[FRIAM] Doxastic logic - Wikipedia

gⅼеɳ ☣ gepropella at gmail.com
Thu Sep 21 12:27:56 EDT 2017


It's definitely sage.  But the sagacity doesn't hinge on the word "science", it hinges on the word _useful_.  Science is often thought to be a body of knowledge.  But there's a huge swath of people, me included, who think science is not knowledge, but a method/behavior for formulating and testing hypotheses.  It's not clear to me that Feynman actually said this.  But Feynman is a good candidate because he cared far more about what you _do_ than what you claim to _know_.

Philosophy (of anything) can be useful.  But to any working scientist, it is far less useful than, say, glass blowing, programming, or cell sorting.  And if you think distinguishing between the usefulness of beakers from the usefulness of ... oh, let's say Popper's 3 worlds, then your expression says more about you than it does about them.

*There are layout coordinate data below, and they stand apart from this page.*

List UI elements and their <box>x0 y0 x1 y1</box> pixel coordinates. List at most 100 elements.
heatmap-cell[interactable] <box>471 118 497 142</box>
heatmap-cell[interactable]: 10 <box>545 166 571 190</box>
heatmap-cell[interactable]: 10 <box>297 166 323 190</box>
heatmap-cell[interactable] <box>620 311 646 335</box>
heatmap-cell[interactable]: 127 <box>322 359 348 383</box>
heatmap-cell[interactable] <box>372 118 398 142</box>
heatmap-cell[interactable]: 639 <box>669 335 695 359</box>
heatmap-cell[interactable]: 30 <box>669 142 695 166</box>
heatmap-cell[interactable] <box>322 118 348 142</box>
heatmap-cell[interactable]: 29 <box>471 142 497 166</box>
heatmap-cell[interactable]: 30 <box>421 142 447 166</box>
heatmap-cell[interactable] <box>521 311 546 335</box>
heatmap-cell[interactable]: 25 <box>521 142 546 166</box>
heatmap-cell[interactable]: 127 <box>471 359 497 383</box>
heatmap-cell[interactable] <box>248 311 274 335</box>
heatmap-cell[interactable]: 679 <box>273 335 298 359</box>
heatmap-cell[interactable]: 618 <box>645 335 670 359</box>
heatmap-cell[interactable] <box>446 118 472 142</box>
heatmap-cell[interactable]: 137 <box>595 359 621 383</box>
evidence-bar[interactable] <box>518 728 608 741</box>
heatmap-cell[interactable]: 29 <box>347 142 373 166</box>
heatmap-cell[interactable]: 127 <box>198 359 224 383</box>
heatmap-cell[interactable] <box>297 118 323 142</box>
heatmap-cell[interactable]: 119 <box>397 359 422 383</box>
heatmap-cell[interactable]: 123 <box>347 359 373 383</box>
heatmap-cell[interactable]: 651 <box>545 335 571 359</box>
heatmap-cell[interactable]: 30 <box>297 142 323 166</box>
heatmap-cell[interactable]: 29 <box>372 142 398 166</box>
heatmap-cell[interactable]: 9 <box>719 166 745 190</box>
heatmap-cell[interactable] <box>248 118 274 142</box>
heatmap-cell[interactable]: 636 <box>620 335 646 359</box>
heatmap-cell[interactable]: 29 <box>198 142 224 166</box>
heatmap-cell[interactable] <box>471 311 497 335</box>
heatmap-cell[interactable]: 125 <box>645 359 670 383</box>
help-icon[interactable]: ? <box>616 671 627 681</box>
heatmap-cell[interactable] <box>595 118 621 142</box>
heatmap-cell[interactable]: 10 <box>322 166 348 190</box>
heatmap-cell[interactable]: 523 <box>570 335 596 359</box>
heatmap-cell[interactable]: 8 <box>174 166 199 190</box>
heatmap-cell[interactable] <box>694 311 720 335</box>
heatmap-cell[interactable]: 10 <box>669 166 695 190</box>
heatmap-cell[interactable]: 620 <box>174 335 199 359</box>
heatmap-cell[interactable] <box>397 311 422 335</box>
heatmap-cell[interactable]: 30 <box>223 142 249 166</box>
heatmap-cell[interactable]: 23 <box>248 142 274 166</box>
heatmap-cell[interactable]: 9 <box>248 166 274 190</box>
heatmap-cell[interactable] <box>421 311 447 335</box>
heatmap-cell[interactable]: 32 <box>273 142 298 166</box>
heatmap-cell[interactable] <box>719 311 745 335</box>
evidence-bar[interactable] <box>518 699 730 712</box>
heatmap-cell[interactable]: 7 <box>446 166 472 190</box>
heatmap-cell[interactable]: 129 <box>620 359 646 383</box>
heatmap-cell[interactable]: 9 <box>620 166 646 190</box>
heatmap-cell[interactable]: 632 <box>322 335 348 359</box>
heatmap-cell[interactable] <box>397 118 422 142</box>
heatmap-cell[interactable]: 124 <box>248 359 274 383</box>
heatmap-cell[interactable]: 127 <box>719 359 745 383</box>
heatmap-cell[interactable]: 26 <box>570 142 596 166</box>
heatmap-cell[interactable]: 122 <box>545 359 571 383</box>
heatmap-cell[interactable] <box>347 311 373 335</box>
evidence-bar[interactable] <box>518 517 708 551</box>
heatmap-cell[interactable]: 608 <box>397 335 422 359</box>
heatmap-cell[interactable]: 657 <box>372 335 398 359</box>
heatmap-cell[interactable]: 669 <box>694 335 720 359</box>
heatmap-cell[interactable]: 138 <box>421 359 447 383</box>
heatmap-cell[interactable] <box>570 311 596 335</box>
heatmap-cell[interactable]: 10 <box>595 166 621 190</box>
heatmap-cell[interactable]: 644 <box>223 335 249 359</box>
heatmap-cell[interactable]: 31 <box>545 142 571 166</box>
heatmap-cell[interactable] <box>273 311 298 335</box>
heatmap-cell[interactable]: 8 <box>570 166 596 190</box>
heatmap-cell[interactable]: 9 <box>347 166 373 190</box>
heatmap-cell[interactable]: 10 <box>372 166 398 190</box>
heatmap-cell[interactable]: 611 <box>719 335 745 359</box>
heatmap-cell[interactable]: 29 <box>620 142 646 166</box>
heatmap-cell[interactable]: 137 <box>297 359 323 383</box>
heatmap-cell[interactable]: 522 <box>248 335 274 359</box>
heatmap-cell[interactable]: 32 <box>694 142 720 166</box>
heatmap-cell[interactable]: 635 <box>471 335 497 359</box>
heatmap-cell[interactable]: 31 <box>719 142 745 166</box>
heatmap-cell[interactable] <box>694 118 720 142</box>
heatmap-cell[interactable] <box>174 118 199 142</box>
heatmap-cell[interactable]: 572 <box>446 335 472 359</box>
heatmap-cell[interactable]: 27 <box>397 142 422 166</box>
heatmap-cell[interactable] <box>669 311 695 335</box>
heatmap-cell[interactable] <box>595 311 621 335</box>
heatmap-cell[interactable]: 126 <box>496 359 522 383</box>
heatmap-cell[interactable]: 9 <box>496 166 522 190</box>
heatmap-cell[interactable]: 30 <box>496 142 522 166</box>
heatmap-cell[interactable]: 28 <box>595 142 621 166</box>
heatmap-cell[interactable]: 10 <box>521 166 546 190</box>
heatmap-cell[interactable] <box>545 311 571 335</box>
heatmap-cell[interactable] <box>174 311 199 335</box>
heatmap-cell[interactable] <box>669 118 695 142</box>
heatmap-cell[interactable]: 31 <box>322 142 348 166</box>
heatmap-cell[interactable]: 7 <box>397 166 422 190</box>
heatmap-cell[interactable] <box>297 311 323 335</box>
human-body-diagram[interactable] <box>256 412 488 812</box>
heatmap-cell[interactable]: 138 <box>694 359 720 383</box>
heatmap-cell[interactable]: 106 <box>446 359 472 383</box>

On 09/20/2017 08:27 PM, Nick Thompson wrote:
> By the way, the Feynman quote is really dumb, and it’s annoying that people keep trotting it out as if it was sage.  The reason birds can’t make use of ornithology is they can’t read. Think how useful it would be for a cuckoo host to be able to spend a few hours reading a text on egg identification.   Is the reason physicists can’t make use of philosophy of science that they can’t think?  I doubt anyone who cites this “aphorism” would come to that conclusion.  Bad metaphor.